Sen. Sheldon Criticizes Inslee for Vancouver Oil Terminal Opposition

Posted

Sen. Tim Sheldon, D-Potlatch, said the rejection of the Vancouver oil terminal demonstrates a “bias by the Inslee Administration against major industrial projects outside the central Puget Sound area,” according to a press release. 

“I feel sorry for the people who would have gotten good, high-paying jobs — for the unionized workers and everyone else who would have benefitted,” he said in a press release. “The Inslee Administration has become a killing field for anything the Seattle environmental crowd opposes, and people who live anywhere else are the ones who suffer.”

Sheldon is elected as a Democrat but caucuses with Senate Republicans. 
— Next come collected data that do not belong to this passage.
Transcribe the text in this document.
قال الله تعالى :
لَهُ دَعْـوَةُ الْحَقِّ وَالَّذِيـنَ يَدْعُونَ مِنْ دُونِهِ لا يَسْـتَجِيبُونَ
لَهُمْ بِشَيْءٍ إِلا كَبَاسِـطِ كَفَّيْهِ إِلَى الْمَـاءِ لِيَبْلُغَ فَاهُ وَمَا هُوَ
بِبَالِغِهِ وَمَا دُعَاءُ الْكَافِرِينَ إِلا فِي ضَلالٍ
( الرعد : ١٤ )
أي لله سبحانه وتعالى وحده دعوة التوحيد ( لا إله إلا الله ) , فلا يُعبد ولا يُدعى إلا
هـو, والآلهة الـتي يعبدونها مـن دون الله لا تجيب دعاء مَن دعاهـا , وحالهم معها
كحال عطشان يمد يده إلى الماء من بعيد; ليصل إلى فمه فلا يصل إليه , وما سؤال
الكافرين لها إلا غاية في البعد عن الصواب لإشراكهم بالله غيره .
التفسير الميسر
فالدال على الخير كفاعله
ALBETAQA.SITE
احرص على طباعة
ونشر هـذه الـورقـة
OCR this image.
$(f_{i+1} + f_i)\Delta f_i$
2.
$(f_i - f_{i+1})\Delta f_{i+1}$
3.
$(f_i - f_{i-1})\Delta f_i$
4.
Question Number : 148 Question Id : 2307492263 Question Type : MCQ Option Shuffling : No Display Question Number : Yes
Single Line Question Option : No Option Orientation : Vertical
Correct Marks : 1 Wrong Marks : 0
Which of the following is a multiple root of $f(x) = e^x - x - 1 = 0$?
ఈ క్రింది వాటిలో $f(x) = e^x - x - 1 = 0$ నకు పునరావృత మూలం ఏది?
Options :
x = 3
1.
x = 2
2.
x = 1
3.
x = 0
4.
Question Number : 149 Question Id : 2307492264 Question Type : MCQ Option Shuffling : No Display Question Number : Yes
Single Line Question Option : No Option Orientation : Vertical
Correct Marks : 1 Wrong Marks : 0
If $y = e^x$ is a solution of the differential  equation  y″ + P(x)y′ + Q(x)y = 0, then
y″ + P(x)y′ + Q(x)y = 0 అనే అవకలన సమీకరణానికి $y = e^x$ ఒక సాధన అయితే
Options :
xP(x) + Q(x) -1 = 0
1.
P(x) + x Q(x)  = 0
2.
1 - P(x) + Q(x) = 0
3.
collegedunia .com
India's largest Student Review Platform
On Tuesday of last week, the governor’s Energy Facility Site Evaluation Council recommended the state reject a $210 million shipping terminal proposed by Vancouver Energy. However, Inslee will have the final say. 

The press release states the governor has shown a pattern of opposing projects involving fossil fuels while ignoring any economic benefit to the state. In addition, it states the reasons for the denials can be applied to other projects as well.   

“What we are seeing is an attempt by urban special interest groups to realign our state. Instead of seeing us as part of the Pacific Northwest, sharing our interests with Idaho, Montana, Oregon and Alaska, they are drawing a big blue line around a West Coast nature preserve where cities like L.A., San Francisco, Portland and Seattle lord it over everyone else,” Shelton said in a press release. “I can’t blame labor unions for being furious with Inslee. This is part of a bigger problem affecting every one of us who live outside the central Puget Sound area. The Inslee Administration is writing new rules that will make our lives harder — from air regulations that will drive up the price of gas and electricity, to water regulations requiring perfection that can’t be measured by science. The Supreme Court’s Hirst decision makes it all but impossible to drill small household wells, which are critical to rural areas like mine, even though there is no evidence they cause a problem. Yet my urban colleagues in the Legislature stand in the way of a proper fix because they can’t see how this hurts the rest of us. In a session where urban interests hope to dominate the Legislature, this insensitivity to the rest of the state poses a real danger. Let’s call it what it is — a war on Washington — and declare that this has to stop.”